Please see table below with the company's respective adjusted beta as of Thursday September 16, 2021 at 9:00 AM2
| Company | Beta | ||||||
| Honey Bun (HONBUN) | 0.527 | ||||||
- i.e. HONBUN 2020 Annual Report
- Retrieved from Bloomberg Terminal 16-Sept-2021
CAPITAL BUDGETING: NPV, PAYBACK, IRR & PI
Honey Bun's management is currently evaluating a new product, Honey Bulla. A test marketing program carried out in 2016 at a cost of US$150,000 showed enthusiastic acceptance for the product, which would cost more than the regular Goldie and Honey Bun but offer 25% fewer calories and had more appeal to the Heart Foundation of Jamaica. You were engaged and retained by a firm as financial analysts to analyze this project and present the findings to the company's executive committee.
Production facilities for the Honey Bulla product would be set up in an unused section of Honey Bun's Retirement Crescent plant. The machinery with an estimated cost of US$350,000 would be purchased, but shipping costs to move the machinery to Honey Bun plant would add another US$10,000, and installation charges would amount to another US$15,000. Further, Honey Bun's inventories (raw materials, work-in-process, and finished goods) would have to be increased by US$15,000 at the time of the initial investment. Twenty percent (20%) of this would be recoverable at the end of the project. If the machinery is purchased, it would have an economic life of 4 years. The machinery is expected to have a salvage value of US$0.00 after 4 years of use.

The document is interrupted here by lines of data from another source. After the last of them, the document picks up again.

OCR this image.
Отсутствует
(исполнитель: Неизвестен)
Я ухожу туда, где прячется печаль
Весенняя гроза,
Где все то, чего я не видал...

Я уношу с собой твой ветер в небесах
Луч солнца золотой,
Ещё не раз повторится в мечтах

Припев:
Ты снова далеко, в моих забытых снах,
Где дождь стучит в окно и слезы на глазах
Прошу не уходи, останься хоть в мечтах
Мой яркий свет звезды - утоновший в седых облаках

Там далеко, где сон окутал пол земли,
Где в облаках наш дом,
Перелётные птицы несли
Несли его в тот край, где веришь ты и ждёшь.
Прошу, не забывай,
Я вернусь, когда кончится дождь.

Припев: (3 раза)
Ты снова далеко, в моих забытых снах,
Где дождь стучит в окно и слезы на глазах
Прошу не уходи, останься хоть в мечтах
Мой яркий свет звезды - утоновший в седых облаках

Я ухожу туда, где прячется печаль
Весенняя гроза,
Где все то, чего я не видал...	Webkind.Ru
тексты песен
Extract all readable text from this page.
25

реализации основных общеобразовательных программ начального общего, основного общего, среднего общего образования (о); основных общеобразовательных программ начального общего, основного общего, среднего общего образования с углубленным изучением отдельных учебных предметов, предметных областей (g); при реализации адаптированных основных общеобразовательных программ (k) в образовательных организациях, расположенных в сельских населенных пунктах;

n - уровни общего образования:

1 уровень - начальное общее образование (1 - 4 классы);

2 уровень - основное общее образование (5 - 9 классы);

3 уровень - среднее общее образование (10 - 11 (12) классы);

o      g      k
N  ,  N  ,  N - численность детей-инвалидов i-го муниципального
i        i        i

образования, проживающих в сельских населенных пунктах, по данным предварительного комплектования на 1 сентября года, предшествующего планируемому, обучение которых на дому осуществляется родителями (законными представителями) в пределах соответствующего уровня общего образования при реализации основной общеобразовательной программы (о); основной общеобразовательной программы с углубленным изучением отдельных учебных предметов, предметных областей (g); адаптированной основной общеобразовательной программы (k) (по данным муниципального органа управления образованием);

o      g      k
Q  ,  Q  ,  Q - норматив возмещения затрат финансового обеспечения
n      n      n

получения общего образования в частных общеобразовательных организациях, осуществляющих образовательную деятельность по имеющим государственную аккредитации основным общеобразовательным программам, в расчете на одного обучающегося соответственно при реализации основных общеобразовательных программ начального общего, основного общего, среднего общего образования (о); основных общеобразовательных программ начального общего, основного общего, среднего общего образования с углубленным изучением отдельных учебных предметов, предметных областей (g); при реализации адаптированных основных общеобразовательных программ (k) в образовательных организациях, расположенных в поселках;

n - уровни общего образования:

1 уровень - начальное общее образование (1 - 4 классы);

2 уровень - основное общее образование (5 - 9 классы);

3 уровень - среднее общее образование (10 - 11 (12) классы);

Honey Bun's management expects to sell 400,000 16-ounce cartons of the new product in each of the next 4 years. The price is expected to be US$2.00 per carton. Fixed costs are estimated to be US$100,000, and variable cash operating costs are estimated at US$1.25 per unit. Note that operating costs are a function of the number of units sold rather than unit price, so unit price changes have no direct effect on operating costs.
In examining the sales figures, a team member of yours, Adam, noted a short memo from Honey Bun's Marketing Executive, Janelle, who expressed concern that the Honey Bulla project would cut into the firm's sales of the regular Honey Buns. Specifically, the Marketing Executive estimated that regular Honey Bun sales would fall by five percent (5%) if Honey Bulla were introduced. Adam pursued this further with both the sales and production managers, and they estimated that the new project would probably lower the firm's regular Honey Bun sales by $40,000 per year. However, this volume reduction would also reduce regular Honey Bun production costs by $20,000 per year on a pretax basis.
Required:
Financial Excel Model:
- Calculate Honey Bun's overall Weighted Average Cost of Capital (WACC)? Assume that this WACC is the appropriate discount/hurdle rate.
- Prepare a spreadsheet showing the operating after tax cash flows, terminal cash flow and total project cash flows. Estimate the product's operating cash flows inclusive of cannibalization effects. What is the project's NPV, PI, IRR, and Payback Period? State your decisions/conclusion in the spreadsheet (bullet format, brevity is your friend!).
- Prepare a Sensitivity Analysis of the variable(s) and/or value driver(s), you deem to be KEY to the outcome of the project (i.e., prepare the base case, then sensitivities on how the results from the base case could change if certain key variables change from the values used in the base case). Graphical illustrations of the sensitivities will enhance your submission.